ECLI:NL:TGZRSGR:2011:YG1176 Regionaal Tuchtcollege voor de Gezondheidszorg Den Haag 2010-092

ECLI: ECLI:NL:TGZRSGR:2011:YG1176
Datum uitspraak: 14-06-2011
Datum publicatie: 15-06-2011
Zaaknummer(s): 2010-092
Onderwerp: Grensoverschrijdend gedrag
Beslissingen:
Inhoudsindicatie: Klaagster verwijt de uroloog dat hij zich in ernstige mate schuldig heeft gemaakt aan seksueel grensoverschrijdend gedrag. Schorsing van de inschrijving van de arts in het register, bedoeld in artikel 3 van de wet BIG, voor de duur van twee maanden.

Datum uitspraak: 14 juni 2011

Het Regionaal Tuchtcollege voor de Gezondheidszorg te ’s-Gravenhage heeft de navolgende uitspraak gedaan inzake de klacht van:

A,

wonende te B,

klaagster,

tegen:

C , uroloog,

wonende te D,

de persoon over wie geklaagd wordt,

hierna als de arts aan te duiden.

1. Het verloop van de procedure

Namens klaagster heeft mr. K. Lammers-Roselaar, advocaat te Rotterdam, een klacht ingediend, die op 21 mei 2010 door het College is ontvangen. De arts heeft hierop geantwoord middels een verweerschrift van zijn gemachtigde, mr. Ch.L. van den Puttelaar, eveneens advocaat te Rotterdam. Partijen hebben gerepliceerd respectievelijk gedupliceerd. Op 6 april 2011 is nog een brief van klaagster en op 15 april 2011 een brief van de arts ontvangen. De behandeling van de klacht heeft plaats gehad op 19 april 2011. Klaagster was daarbij niet aanwezig. Haar advocaat was dat wel. Voorts zijn de arts en diens advocaat verschenen. Beide advocaten hebben een pleitnota overgelegd.

2. De feiten

De arts is verbonden geweest aan een ziekenhuis in B en heeft daar op 2 februari 2010 klaagster behandeld. In het kader van deze behandeling lag klaagster met ontbloot onderlichaam op de behandeltafel, terwijl de arts achter haar stond. De arts heeft toen zijn geslachtsdeel uit zijn broek gehaald. Klaagster heeft dit gezien, is hevig geschrokken en heeft zich aan de behandeling van de arts onttrokken.

3. De klacht

De arts heeft zich in ernstige mate aan seksueel grensoverschrijdend gedrag schuldig gemaakt.

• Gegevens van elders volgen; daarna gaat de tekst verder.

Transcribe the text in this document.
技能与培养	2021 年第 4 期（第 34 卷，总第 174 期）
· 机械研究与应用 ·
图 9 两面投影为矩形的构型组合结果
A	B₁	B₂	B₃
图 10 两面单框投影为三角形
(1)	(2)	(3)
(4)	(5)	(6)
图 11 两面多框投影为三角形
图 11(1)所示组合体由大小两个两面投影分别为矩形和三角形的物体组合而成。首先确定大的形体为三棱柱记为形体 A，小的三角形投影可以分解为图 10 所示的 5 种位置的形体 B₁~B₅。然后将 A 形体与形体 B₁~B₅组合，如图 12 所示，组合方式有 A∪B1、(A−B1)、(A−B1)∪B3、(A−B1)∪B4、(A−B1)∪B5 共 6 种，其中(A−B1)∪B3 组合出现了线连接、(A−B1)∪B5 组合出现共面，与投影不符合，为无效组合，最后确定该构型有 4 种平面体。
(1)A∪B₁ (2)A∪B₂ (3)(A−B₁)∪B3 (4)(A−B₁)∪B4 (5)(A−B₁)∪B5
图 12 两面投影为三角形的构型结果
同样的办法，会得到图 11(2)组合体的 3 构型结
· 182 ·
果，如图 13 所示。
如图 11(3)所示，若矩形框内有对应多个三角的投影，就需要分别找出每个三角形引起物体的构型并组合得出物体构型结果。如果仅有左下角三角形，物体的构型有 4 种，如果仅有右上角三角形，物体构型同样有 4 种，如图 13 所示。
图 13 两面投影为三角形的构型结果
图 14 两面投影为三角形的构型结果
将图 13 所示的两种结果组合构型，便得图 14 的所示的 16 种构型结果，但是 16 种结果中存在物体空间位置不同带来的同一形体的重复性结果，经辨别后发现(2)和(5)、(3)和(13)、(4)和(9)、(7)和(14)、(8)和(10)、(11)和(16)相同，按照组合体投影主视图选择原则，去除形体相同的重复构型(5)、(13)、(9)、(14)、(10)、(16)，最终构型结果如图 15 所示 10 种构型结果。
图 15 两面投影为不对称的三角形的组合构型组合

4. Het standpunt van de arts

De arts heeft erkend zijn geslachtsdeel uit zijn broek te hebben gehaald, terwijl hij achter klaagster stond. Hij was op dat moment bezig met een rectaal onderzoek van klaagster. De arts heeft zijn verontschuldigingen aangeboden en zich onder behandeling gesteld van een psycholoog. Deze is tot de conclusie gekomen dat er bij de arts sprake is van een gedurende langere periode (jaren) al bestaande professionele en emotionele uitputting.

5. De beoordeling

De arts heeft tijdens de behandeling van klaagster die met een ontbloot onderlichaam op de behandeltafel lag, zijn geslachtsdeel uit zijn broek gehaald. Daarmee heeft hij zich aan ernstig grensoverschrijdend gedrag schuldig gemaakt. Dergelijk gedrag ondermijnt het vertrouwen dat patiënten in een arts moeten kunnen stellen. De arts onderschrijft dit ook, zodat het College hier verder niet op in behoeft te gaan.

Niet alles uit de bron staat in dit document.